Tuesday, July 25, 2006

Time to rethink TRIPS?

Today the WTO Director-General has announced his recommendation given to the parties to suspend the negotiations of the Doha Round. The Doha Round, the Doha Development Round, was supposed to correct the asymmetries and inequities embedded in the result of the Uruguay Round, especially evident in the spirit, text and implementation of the Trade Related Aspects of Intellectual Property Rights Agreement, or TRIPS. Many, if not most, developing countries accepted TRIPS (those that were not coerced into accepting it) with the expectation that it would be both easier to deal with developed countries demands on intellectual property rights in a multilateral forum like WTO and that in exchange developed countries would make concessions in agricultural subsides. However, the first expectation was rapidly quashed when United States and Europe started a process of bilateral and regional trade agreements where intellectual property rights were the main component and included obligation beyond TRIPS even when the TRIPS’ implementation period had not expired, and the second one was quashed today when the “chronicle of an announced death” came to an end and the expected failure of the Doha Round was materialized.
Accordingly, it is possible to argue that the compromises assumed by developing countries in the field of intellectual property rights could and should be revised, based on equitable, moral and legal reasons.
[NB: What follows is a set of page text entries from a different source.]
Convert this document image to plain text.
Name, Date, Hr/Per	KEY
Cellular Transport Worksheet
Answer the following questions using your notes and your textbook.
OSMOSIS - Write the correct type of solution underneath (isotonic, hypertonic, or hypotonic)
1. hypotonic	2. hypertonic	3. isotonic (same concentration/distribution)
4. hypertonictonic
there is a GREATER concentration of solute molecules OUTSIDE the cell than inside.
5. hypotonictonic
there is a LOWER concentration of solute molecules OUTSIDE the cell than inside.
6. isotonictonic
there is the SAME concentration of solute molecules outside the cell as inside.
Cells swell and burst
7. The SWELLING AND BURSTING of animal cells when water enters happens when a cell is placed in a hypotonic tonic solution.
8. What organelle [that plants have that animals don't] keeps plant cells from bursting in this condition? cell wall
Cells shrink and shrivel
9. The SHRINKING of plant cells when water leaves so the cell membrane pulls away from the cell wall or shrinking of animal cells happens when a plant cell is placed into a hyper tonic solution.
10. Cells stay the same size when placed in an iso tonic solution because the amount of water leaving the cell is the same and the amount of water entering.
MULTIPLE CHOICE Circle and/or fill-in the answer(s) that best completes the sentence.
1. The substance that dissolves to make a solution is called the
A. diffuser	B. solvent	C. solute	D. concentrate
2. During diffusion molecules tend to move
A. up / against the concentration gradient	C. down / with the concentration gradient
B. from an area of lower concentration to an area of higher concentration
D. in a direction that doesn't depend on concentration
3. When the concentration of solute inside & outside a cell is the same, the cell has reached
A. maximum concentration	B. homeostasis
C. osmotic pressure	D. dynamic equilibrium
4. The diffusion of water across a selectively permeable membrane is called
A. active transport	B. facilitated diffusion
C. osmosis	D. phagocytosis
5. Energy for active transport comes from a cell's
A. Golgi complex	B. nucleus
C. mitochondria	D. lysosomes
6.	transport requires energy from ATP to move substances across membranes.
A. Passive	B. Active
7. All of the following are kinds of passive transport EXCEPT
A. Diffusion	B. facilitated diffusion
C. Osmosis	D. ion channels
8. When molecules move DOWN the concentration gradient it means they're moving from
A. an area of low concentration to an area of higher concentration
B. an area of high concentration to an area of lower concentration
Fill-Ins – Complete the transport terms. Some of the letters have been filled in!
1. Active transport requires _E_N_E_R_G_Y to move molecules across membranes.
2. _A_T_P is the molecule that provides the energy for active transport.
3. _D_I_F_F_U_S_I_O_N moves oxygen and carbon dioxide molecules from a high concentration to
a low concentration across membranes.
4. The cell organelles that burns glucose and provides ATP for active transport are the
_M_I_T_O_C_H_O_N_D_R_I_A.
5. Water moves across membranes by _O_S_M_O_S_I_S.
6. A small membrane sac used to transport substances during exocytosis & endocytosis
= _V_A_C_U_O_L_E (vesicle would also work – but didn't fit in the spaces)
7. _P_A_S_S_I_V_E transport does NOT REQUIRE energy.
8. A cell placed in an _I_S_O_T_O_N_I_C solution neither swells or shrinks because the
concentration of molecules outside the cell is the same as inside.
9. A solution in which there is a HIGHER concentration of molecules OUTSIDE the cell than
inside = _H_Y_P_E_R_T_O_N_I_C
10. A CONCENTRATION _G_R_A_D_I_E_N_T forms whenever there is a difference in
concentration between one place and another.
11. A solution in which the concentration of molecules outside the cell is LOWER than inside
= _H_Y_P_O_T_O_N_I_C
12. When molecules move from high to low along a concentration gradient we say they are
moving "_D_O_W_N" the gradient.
Developed countries have clearly not stood up to their promises and in addition it could be argued that, following general principles of law, an agreement can be voided when there is an obvious inequivalence between the obligations of the parties. Since the mutual obligations between developed and developing countries might have been balanced by the Round that just collapsed, it is arguable that the original ones also can be set apart (without even analysing the fact that an agreement entered into by coercion, as the one exercised by the US with the use of the Special 301, is void ab initio). Of course, even the neophytes in international law would point out, correctly, that Art 38 (1) of the Statute of the International Court of Justice mentions both international conventions and general principles of law as sources of international law but there is wide consensus that there is a hierarchy between them, and that international conventions are, therefore, the ones that prevail in case of conflict. However, during the last few years several developed countries have openly violated international agreements dealing with torture, treatment of prisoners and countries’ right to self determination, which in addition are part of the ius cogens or international peremptory law that prevails over any other source of law, based on their unilateral assessment of their national interest and making unilateral, very debatable interpretations of those fundamental international agreements. Thus, taking into account that TRIPS agreement standing alone clearly has a negative impact on developing countries’ public health, access to knowledge and food security, developing countries would have the legal right to suspend its effect, founded on their national interest, until developed countries fulfil their part of their bargain by reaching a successful agreement on dismantling agricultural subsides as promised at the start of the Doha Round.

1 comment:

Anne St. Martin said...

I agree with you completely. I was in Dhaka this spring for a Health Action International conference that was looking at the percarious position of Bangladesh as the only least developed country with pharmaceutical manufacturing capability, and thanks to Doha Waiver (cough) as of 2005 the only WTO member state that can still make generics of patented drugs. But of course the US is pressuring Bangladesh with bilateral trade agreements laced with stronger IP clauses, which if accepted would essentially kill the strongest prospect for generic manufacturing left in the developing/least developed world.